La fuerza de la rosa - Portada del libro

La fuerza de la rosa

Audra Symphony

El castigo

DEANNA

La reina agitó su correa de cuero; Deanna la conocía demasiado bien.

—¡Estabas con uno de mis invitados!

Cuanto antes terminara la paliza, antes podría escapar.

Sin que nadie se lo pidiera, se inclinó sobre una silla, agarrándose a su estructura para hacer fuerza.

Solían castigarla por una cosa u otra regularmente.

Cuando su padre vivía, Deanna sólo era castigada cuando cometía algo que estaba expresamente prohibido.

Ahora, recibía reprimendas por cualquier cosa.

Era cierto que muchos de sus castigos eran por infracciones predecibles, pero Deanna se sentía humillada por ser reprendida por romper reglas con las que no estaba de acuerdo.

Se las inventa para tener una excusa para pegarme.

El primer golpe de la correa en su espalda la hizo jadear de dolor, pero fue capaz de apretar los dientes y respirar durante el segundo y el tercero.

Recibió quince latigazos antes de que la reina suspirara y dejara caer la correa al suelo.

Deanna creía a veces que la fuerza de la reina se disipaba antes que su ira, dándole un respiro a su hijastra.
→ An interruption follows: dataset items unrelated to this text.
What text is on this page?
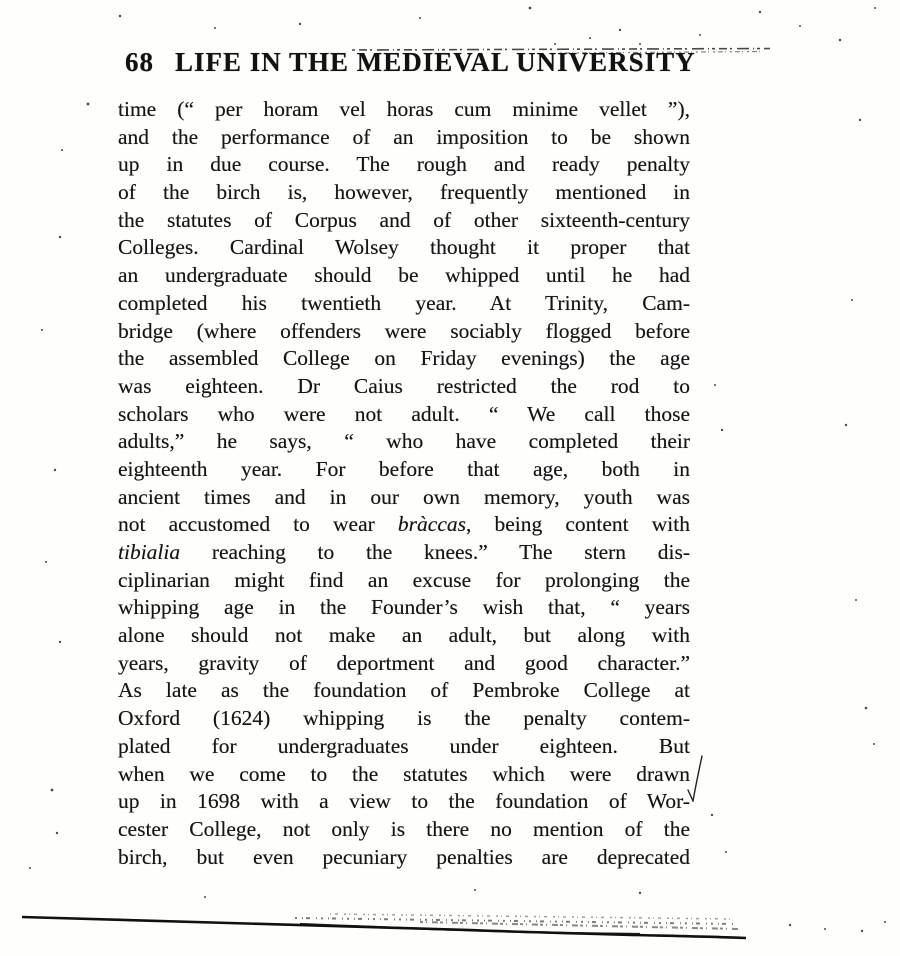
68 LIFE IN THE MEDIEVAL UNIVERSITY
time (“ per horam vel horas cum minime vellet ”),
and the performance of an imposition to be shown
up in due course. The rough and ready penalty
of the birch is, however, frequently mentioned in
the statutes of Corpus and of other sixteenth-century
Colleges. Cardinal Wolsey thought it proper that
an undergraduate should be whipped until he had
completed his twentieth year. At Trinity, Cam-
bridge (where offenders were sociably flogged before
the assembled College on Friday evenings) the age
was eighteen. Dr Caius restricted the rod to
scholars who were not adult. “ We call those
adults,” he says, “ who have completed their
eighteenth year. For before that age, both in
ancient times and in our own memory, youth was
not accustomed to wear bràccas, being content with
tibialia reaching to the knees.” The stern dis-
ciplinarian might find an excuse for prolonging the
whipping age in the Founder’s wish that, “ years
alone should not make an adult, but along with
years, gravity of deportment and good character.”
As late as the foundation of Pembroke College at
Oxford (1624) whipping is the penalty contem-
plated for undergraduates under eighteen. But
when we come to the statutes which were drawn
up in 1698 with a view to the foundation of Wor-
cester College, not only is there no mention of the
birch, but even pecuniary penalties are deprecated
—Espero que hayas aprendido la lección —dijo finalmente la reina, sin aliento, permitiendo que Deanna se enderezara.

—Lo he hecho, Reina Madre. Lo siento mucho —mintió Deanna, haciendo su habitual farsa de arrepentimiento.

La reina asintió y le hizo un gesto para que se fuera.

Deanna volvió tambaleándose a su habitación.

Se agarró a la barandilla para estabilizarse mientras subía las escaleras, y cada movimiento de sus extremidades le provocaba escalofríos de dolor en la espalda.

Estaba oscuro y el castillo estaba tranquilo.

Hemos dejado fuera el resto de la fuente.